A new ProPublica story begins (emphasis mine):

In 2007, Jeff Bezos, then a multibillionaire and now the world’s richest man, did not pay a penny in federal income taxes. He achieved the feat again in 2011. In 2018, Tesla founder Elon Musk, the second-richest person in the world, also paid no federal income taxes.

Michael Bloomberg managed to do the same in recent years. Billionaire investor Carl Icahn did it twice. George Soros paid no federal income tax three years in a row.

ProPublica has obtained a vast trove of Internal Revenue Service data on the tax returns of thousands of the nation’s wealthiest people, covering more than 15 years. The data provides an unprecedented look inside the financial lives of America’s titans, including Warren Buffett, Bill Gates, Rupert Murdoch and Mark Zuckerberg. It shows not just their income and taxes, but also their investments, stock trades, gambling winnings and even the results of audits.

What?!?!? That’s bad.

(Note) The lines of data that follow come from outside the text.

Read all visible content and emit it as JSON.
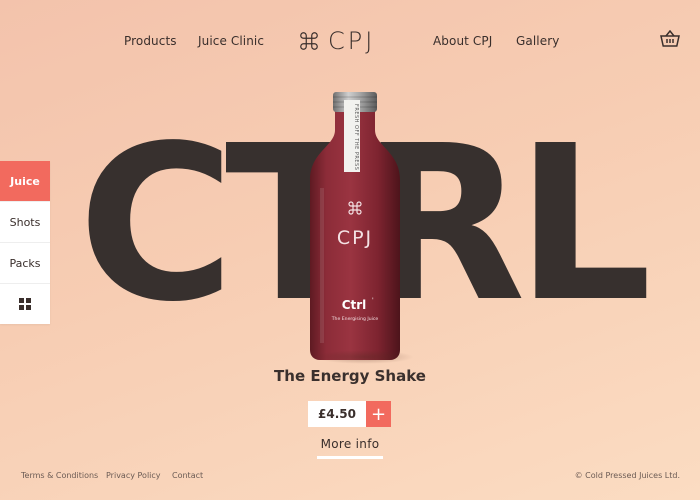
{
  "nav": {
    "left": [
      "Products",
      "Juice Clinic"
    ],
    "right": [
      "About CPJ",
      "Gallery"
    ],
    "logo_text": "CPJ",
    "logo_icon": "command-icon",
    "cart_icon": "basket-icon"
  },
  "hero": {
    "big_word": "CTRL",
    "product_title": "The Energy Shake",
    "price": "£4.50",
    "add_label": "+",
    "more_info": "More info"
  },
  "bottle": {
    "cap_band": "FRESH OFF THE PRESS",
    "brand": "CPJ",
    "name": "Ctrl",
    "name_mark": "'",
    "tagline": "The Energising Juice"
  },
  "side_menu": {
    "items": [
      "Juice",
      "Shots",
      "Packs"
    ],
    "active": "Juice",
    "grid_icon": "grid-icon"
  },
  "footer": {
    "links": [
      "Terms & Conditions",
      "Privacy Policy",
      "Contact"
    ],
    "copyright": "© Cold Pressed Juices Ltd."
  },
  "colors": {
    "accent": "#f26a5e",
    "text_dark": "#37302e",
    "background": "#f7cdb3",
    "bottle": "#8a2a36"
  }
}
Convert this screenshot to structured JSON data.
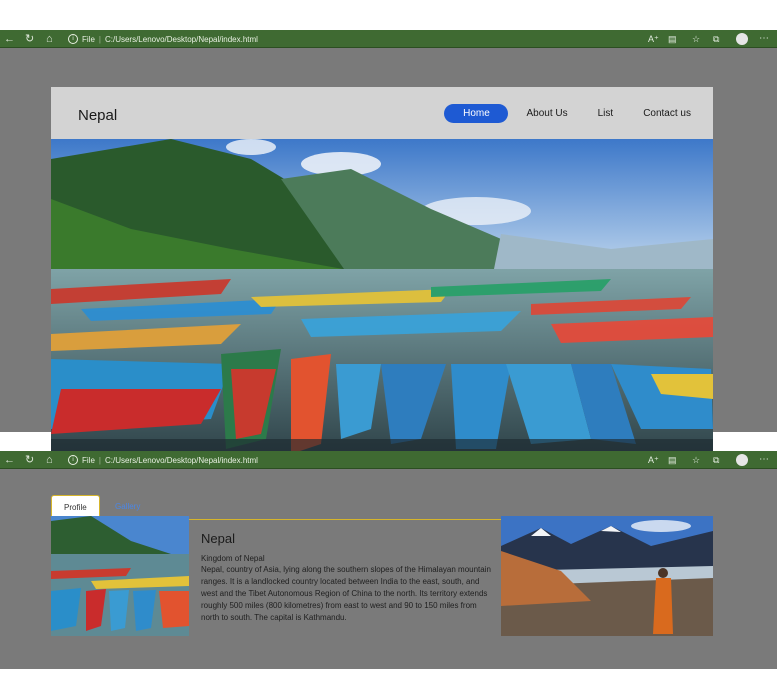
{
  "browser": {
    "info_label": "File",
    "address": "C:/Users/Lenovo/Desktop/Nepal/index.html",
    "icons": [
      "back-icon",
      "reload-icon",
      "home-icon",
      "read-aloud-icon",
      "extensions-icon",
      "favorites-icon",
      "collections-icon",
      "profile-icon",
      "more-icon"
    ]
  },
  "site": {
    "brand": "Nepal",
    "nav": [
      "Home",
      "About Us",
      "List",
      "Contact us"
    ],
    "active_nav": "Home"
  },
  "tabs": {
    "profile": "Profile",
    "gallery": "Gallery"
  },
  "article": {
    "title": "Nepal",
    "subtitle": "Kingdom of Nepal",
    "body": "Nepal, country of Asia, lying along the southern slopes of the Himalayan mountain ranges. It is a landlocked country located between India to the east, south, and west and the Tibet Autonomous Region of China to the north. Its territory extends roughly 500 miles (800 kilometres) from east to west and 90 to 150 miles from north to south. The capital is Kathmandu."
  },
  "colors": {
    "chrome": "#3f6a32",
    "accent": "#1e5ad3",
    "tab_border": "#d6b52b",
    "page_bg": "#7a7a7a"
  }
}
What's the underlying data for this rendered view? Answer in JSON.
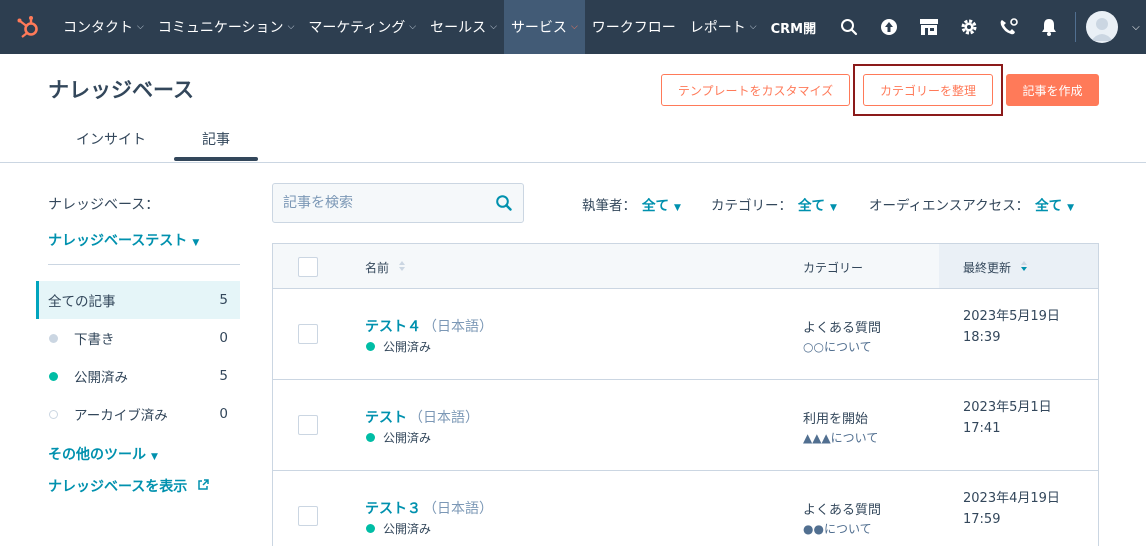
{
  "nav": {
    "items": [
      {
        "label": "コンタクト",
        "chevron": true
      },
      {
        "label": "コミュニケーション",
        "chevron": true
      },
      {
        "label": "マーケティング",
        "chevron": true
      },
      {
        "label": "セールス",
        "chevron": true
      },
      {
        "label": "サービス",
        "chevron": true,
        "active": true
      },
      {
        "label": "ワークフロー",
        "chevron": false
      },
      {
        "label": "レポート",
        "chevron": true
      },
      {
        "label": "CRM開",
        "chevron": false
      }
    ],
    "icons": [
      "search-icon",
      "upgrade-icon",
      "marketplace-icon",
      "settings-icon",
      "calling-icon",
      "notifications-icon"
    ]
  },
  "page": {
    "title": "ナレッジベース",
    "btn_template": "テンプレートをカスタマイズ",
    "btn_categories": "カテゴリーを整理",
    "btn_create": "記事を作成"
  },
  "tabs": [
    "インサイト",
    "記事"
  ],
  "sidebar": {
    "kb_label": "ナレッジベース：",
    "kb_selected": "ナレッジベーステスト",
    "filters": [
      {
        "label": "全ての記事",
        "count": "5"
      },
      {
        "label": "下書き",
        "count": "0"
      },
      {
        "label": "公開済み",
        "count": "5"
      },
      {
        "label": "アーカイブ済み",
        "count": "0"
      }
    ],
    "other_tools": "その他のツール",
    "view_kb": "ナレッジベースを表示"
  },
  "search": {
    "placeholder": "記事を検索"
  },
  "filters": {
    "author_label": "執筆者：",
    "author_value": "全て",
    "category_label": "カテゴリー：",
    "category_value": "全て",
    "audience_label": "オーディエンスアクセス：",
    "audience_value": "全て"
  },
  "table": {
    "headers": {
      "name": "名前",
      "category": "カテゴリー",
      "updated": "最終更新"
    },
    "rows": [
      {
        "title": "テスト４",
        "lang": "（日本語）",
        "status": "公開済み",
        "category": "よくある質問",
        "subcategory": "○○について",
        "date": "2023年5月19日",
        "time": "18:39"
      },
      {
        "title": "テスト",
        "lang": "（日本語）",
        "status": "公開済み",
        "category": "利用を開始",
        "subcategory": "▲▲▲について",
        "date": "2023年5月1日",
        "time": "17:41"
      },
      {
        "title": "テスト３",
        "lang": "（日本語）",
        "status": "公開済み",
        "category": "よくある質問",
        "subcategory": "●●について",
        "date": "2023年4月19日",
        "time": "17:59"
      }
    ]
  },
  "colors": {
    "nav_bg": "#2d3e50",
    "accent": "#ff7a59",
    "link": "#0091ae",
    "published": "#00bda5"
  }
}
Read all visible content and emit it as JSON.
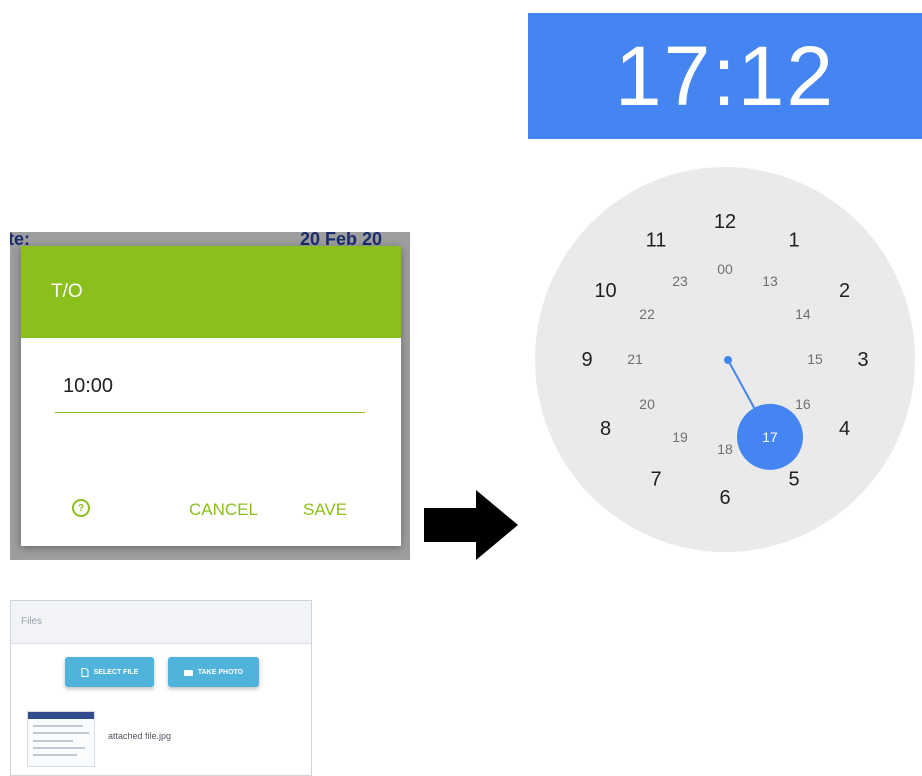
{
  "dialog": {
    "title": "T/O",
    "time_value": "10:00",
    "help_icon_glyph": "?",
    "cancel_label": "CANCEL",
    "save_label": "SAVE",
    "accent_color": "#8bbf1b",
    "background_fragments": [
      "te:",
      "20 Feb 20"
    ]
  },
  "clock": {
    "header_time": "17:12",
    "header_color": "#4585f1",
    "selected_hour": "17",
    "outer_hours": [
      "12",
      "1",
      "2",
      "3",
      "4",
      "5",
      "6",
      "7",
      "8",
      "9",
      "10",
      "11"
    ],
    "inner_hours": [
      "00",
      "13",
      "14",
      "15",
      "16",
      "17",
      "18",
      "19",
      "20",
      "21",
      "22",
      "23"
    ]
  },
  "files": {
    "header_title": "Files",
    "select_file_label": "SELECT FILE",
    "take_photo_label": "TAKE PHOTO",
    "attached_file_name": "attached file.jpg",
    "button_color": "#4fb3dc"
  }
}
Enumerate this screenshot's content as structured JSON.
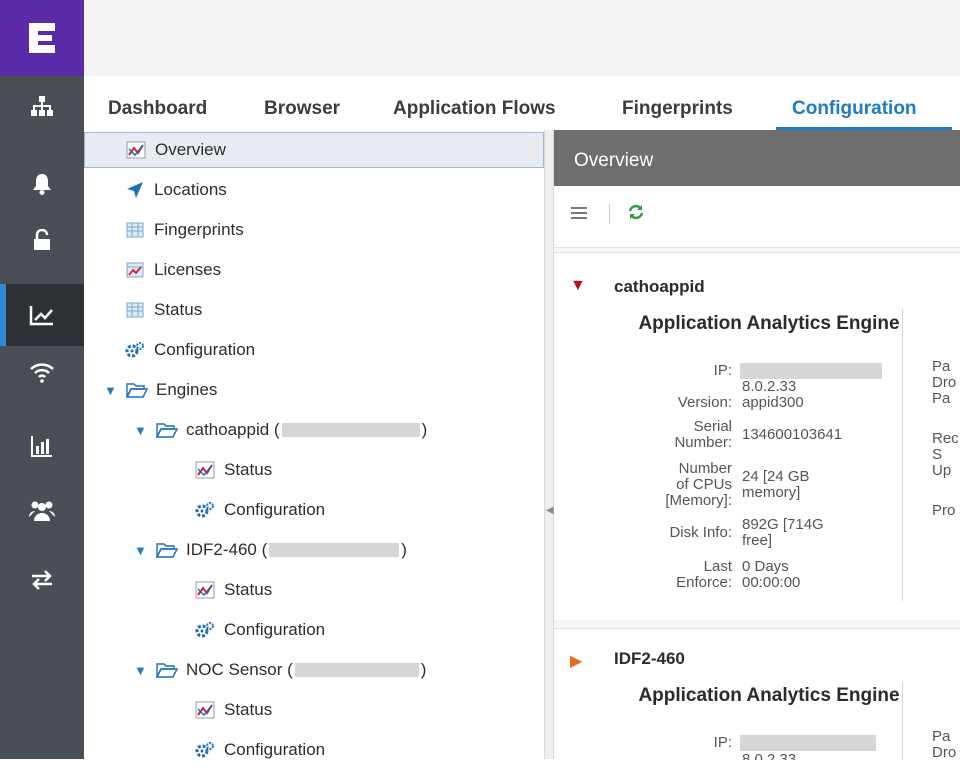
{
  "tabs": [
    "Dashboard",
    "Browser",
    "Application Flows",
    "Fingerprints",
    "Configuration"
  ],
  "active_tab": "Configuration",
  "rail": {
    "logo_icon": "extreme-logo-icon",
    "items": [
      "network-icon",
      "bell-icon",
      "lock-icon",
      "analytics-icon",
      "wifi-icon",
      "reports-icon",
      "users-icon",
      "transfer-icon"
    ],
    "active_item": "analytics-icon"
  },
  "tree": {
    "overview": "Overview",
    "locations": "Locations",
    "fingerprints": "Fingerprints",
    "licenses": "Licenses",
    "status": "Status",
    "configuration": "Configuration",
    "engines": "Engines",
    "engine1": {
      "name": "cathoappid (",
      "close": ")",
      "status": "Status",
      "configuration": "Configuration"
    },
    "engine2": {
      "name": "IDF2-460 (",
      "close": ")",
      "status": "Status",
      "configuration": "Configuration"
    },
    "engine3": {
      "name": "NOC Sensor (",
      "close": ")",
      "status": "Status",
      "configuration": "Configuration"
    }
  },
  "panel": {
    "title": "Overview",
    "toolbar": {
      "menu_icon": "menu-icon",
      "refresh_icon": "refresh-icon"
    }
  },
  "cards": [
    {
      "name": "cathoappid",
      "title": "Application Analytics Engine",
      "rows": [
        {
          "label": "IP:",
          "value": ""
        },
        {
          "label": "Version:",
          "value": "8.0.2.33\nappid300"
        },
        {
          "label": "Serial\nNumber:",
          "value": "134600103641"
        },
        {
          "label": "Number\nof CPUs\n[Memory]:",
          "value": "24 [24 GB\nmemory]"
        },
        {
          "label": "Disk Info:",
          "value": "892G [714G\nfree]"
        },
        {
          "label": "Last\nEnforce:",
          "value": "0 Days\n00:00:00"
        }
      ],
      "truncated": [
        "Pa",
        "Dro",
        "Pa",
        "Rec",
        "S",
        "Up",
        "Pro"
      ]
    },
    {
      "name": "IDF2-460",
      "title": "Application Analytics Engine",
      "rows": [
        {
          "label": "IP:",
          "value": ""
        },
        {
          "label": "",
          "value": "8.0.2.33"
        }
      ],
      "truncated": [
        "Pa",
        "Dro"
      ]
    }
  ],
  "colors": {
    "accent": "#1f7bc2",
    "brand": "#5b2aa6",
    "rail": "#4a4e55",
    "alarm_red": "#b3141b",
    "warn_orange": "#e86a1a",
    "config_blue": "#1f6fb8"
  }
}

Tax data are supposed to be private — and zealously guarded — and yet “thousands” of people’s information got out.

The journalists are, of course, mum on how it happened:

The tax data was provided to ProPublica after we published a series of articles scrutinizing the IRS. . . . ProPublica is not disclosing how it obtained the data, which was given to us in raw form, with no conditions or conclusions.

The agency needs to get to the bottom of this and punish those responsible.

Meanwhile, on the main thrust of the story, while I do think the IRS could do a better job of auditing rich people, the big reason the ultra-wealthy don’t pay more taxes on a year-to-year basis is that — as the story itself notes — they’re not taxed every time their assets increase in value. Instead, they’re taxed on the overall gain when they sell the assets. It would be hard to own a company if you had to pay zillions of dollars every time the stock went up, regardless of whether you had enough cash to pay the tax, though there have been various proposals over the years for such “mark-to-market” taxes.